Some 83 per cent of Quebeckers still identified themselves as Catholic as recently as 2001, a phenomenon sociologists describe as “cultural Catholicism,” where Quebeckers have held on to the identity without the practice. Sociologist Raymond Lemieux, who developed the idea in the 1990s, has said Quebeckers are “Christian in spite of themselves.”

The new numbers show even that loose affiliation is breaking down, with 74 per cent of Quebeckers describing themselves as Catholic, a decline of 11 percentage points in 10 years. The path away from religion taken by Françoise Lacroix, who was born in 1944, is typical in the province.

Ms. Lacroix was raised in a devout family but began to pose questions as a teenager in the 1960s, eventually refusing to go to church every Sunday – to the outrage of her parents. “It was very difficult. They weren’t very happy, but in the end, they accepted it,” she says.

Ms. Lacroix still held on to links to the church, partly to satisfy her parents. She married in the church and then had her two daughters, born in the 1970s, baptized. Both were sent to Catholic private school in Quebec City, although that decision was based on quality of instruction rather than religion.

By the early 1980s, she recalls reciting the profession of faith at mass with her daughter, who noticed she went silent at the portion expressing faith in the church. “I told her I didn’t believe it,” Ms. Lacroix recalls. “You have to remember how severe the church was, how hard it fought against women’s rights. It was time we put an end to it.”

Ms. Lacroix stopped attending completely in the 1980s, when her girls finished school. Neither of her grown daughters practise any religion and neither of her grandchildren have been baptized.

“For a long time people were afraid and were hedging their bets.

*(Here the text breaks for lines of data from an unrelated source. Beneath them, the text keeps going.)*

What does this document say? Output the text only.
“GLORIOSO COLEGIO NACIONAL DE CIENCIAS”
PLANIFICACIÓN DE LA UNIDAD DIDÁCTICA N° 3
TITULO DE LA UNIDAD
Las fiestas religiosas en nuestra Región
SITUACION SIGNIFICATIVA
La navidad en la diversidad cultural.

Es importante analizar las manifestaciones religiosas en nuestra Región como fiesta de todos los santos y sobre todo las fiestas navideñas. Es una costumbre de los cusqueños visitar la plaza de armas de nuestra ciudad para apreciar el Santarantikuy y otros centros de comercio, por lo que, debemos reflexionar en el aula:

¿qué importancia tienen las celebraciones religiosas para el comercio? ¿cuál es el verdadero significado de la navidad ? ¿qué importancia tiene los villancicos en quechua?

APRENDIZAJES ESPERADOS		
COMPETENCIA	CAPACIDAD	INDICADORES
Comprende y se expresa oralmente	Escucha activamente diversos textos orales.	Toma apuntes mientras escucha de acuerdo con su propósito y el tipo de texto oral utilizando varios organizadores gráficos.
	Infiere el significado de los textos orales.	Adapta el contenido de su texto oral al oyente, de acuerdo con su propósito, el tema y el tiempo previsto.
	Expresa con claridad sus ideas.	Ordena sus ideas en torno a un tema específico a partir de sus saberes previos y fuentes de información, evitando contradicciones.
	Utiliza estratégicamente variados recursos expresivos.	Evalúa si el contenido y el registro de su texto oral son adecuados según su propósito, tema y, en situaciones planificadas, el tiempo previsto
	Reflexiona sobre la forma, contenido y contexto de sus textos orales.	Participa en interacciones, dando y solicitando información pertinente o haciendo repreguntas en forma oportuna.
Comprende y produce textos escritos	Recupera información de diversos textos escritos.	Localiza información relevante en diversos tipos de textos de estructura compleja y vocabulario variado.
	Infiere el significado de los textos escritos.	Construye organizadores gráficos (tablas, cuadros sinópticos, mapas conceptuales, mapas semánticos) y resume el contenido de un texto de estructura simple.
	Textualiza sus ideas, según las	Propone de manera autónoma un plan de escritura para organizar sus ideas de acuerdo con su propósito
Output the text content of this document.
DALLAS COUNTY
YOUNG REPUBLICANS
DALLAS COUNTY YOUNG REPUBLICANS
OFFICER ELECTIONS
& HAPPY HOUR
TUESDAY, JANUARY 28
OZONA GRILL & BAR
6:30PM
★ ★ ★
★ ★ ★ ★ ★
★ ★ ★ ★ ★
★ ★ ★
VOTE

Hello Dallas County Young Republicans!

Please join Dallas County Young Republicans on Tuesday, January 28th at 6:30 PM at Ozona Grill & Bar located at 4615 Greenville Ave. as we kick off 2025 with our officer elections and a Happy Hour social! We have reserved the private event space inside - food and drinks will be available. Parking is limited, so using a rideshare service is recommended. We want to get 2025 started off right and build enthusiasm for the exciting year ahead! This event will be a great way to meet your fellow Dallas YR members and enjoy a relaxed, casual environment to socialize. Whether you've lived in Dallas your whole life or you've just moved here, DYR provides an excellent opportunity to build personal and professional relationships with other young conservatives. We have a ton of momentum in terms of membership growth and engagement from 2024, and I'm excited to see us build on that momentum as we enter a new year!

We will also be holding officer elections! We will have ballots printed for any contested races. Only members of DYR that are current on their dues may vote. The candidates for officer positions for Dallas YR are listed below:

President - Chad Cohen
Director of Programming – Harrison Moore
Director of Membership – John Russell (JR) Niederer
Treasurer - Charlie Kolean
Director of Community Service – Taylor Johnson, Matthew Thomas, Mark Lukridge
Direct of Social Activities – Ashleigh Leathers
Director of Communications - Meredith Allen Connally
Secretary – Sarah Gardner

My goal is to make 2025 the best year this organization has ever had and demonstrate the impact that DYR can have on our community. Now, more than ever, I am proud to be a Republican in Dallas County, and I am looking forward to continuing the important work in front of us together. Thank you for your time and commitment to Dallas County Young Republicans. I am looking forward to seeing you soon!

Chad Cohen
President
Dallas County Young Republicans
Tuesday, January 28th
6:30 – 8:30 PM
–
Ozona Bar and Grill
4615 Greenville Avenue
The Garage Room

There was this lingering fear your unbaptized child would burn for eternity,” Ms. Lacroix says. “There’s not much of that left now.”

So while churches in Quebec are empty and sold off to be converted into condos, newer immigrant communities still fill their temples when times of worship come around.

In Brampton, the Makki Masjid mosque draws big crowds on Fridays. Just down the road at the New Makkah halal butcher shop where Ms. Butt helps out her father, a sign outside warns, “Do not park here for Friday prayer. They will tow your car. Cost is $400.”

Even on a Wednesday afternoon, cars and minivans trickle into the parking lot just ahead of the 2 p.m. prayer. Preteens in long white tunics from the adjoining Islamic school halt their basketball game.

Fatima Syeda, 36, left work with her five-year-old son Ahmad, who was off school for the day, to pray.

Since arriving in Canada from India last June, she says she’s never had difficulty practising her faith given Brampton’s large Muslim population. Her employer is okay with her and fellow Muslim colleagues taking off to pray in the afternoon.

“I have never had any problem to follow my religion, to follow my customs,” she says.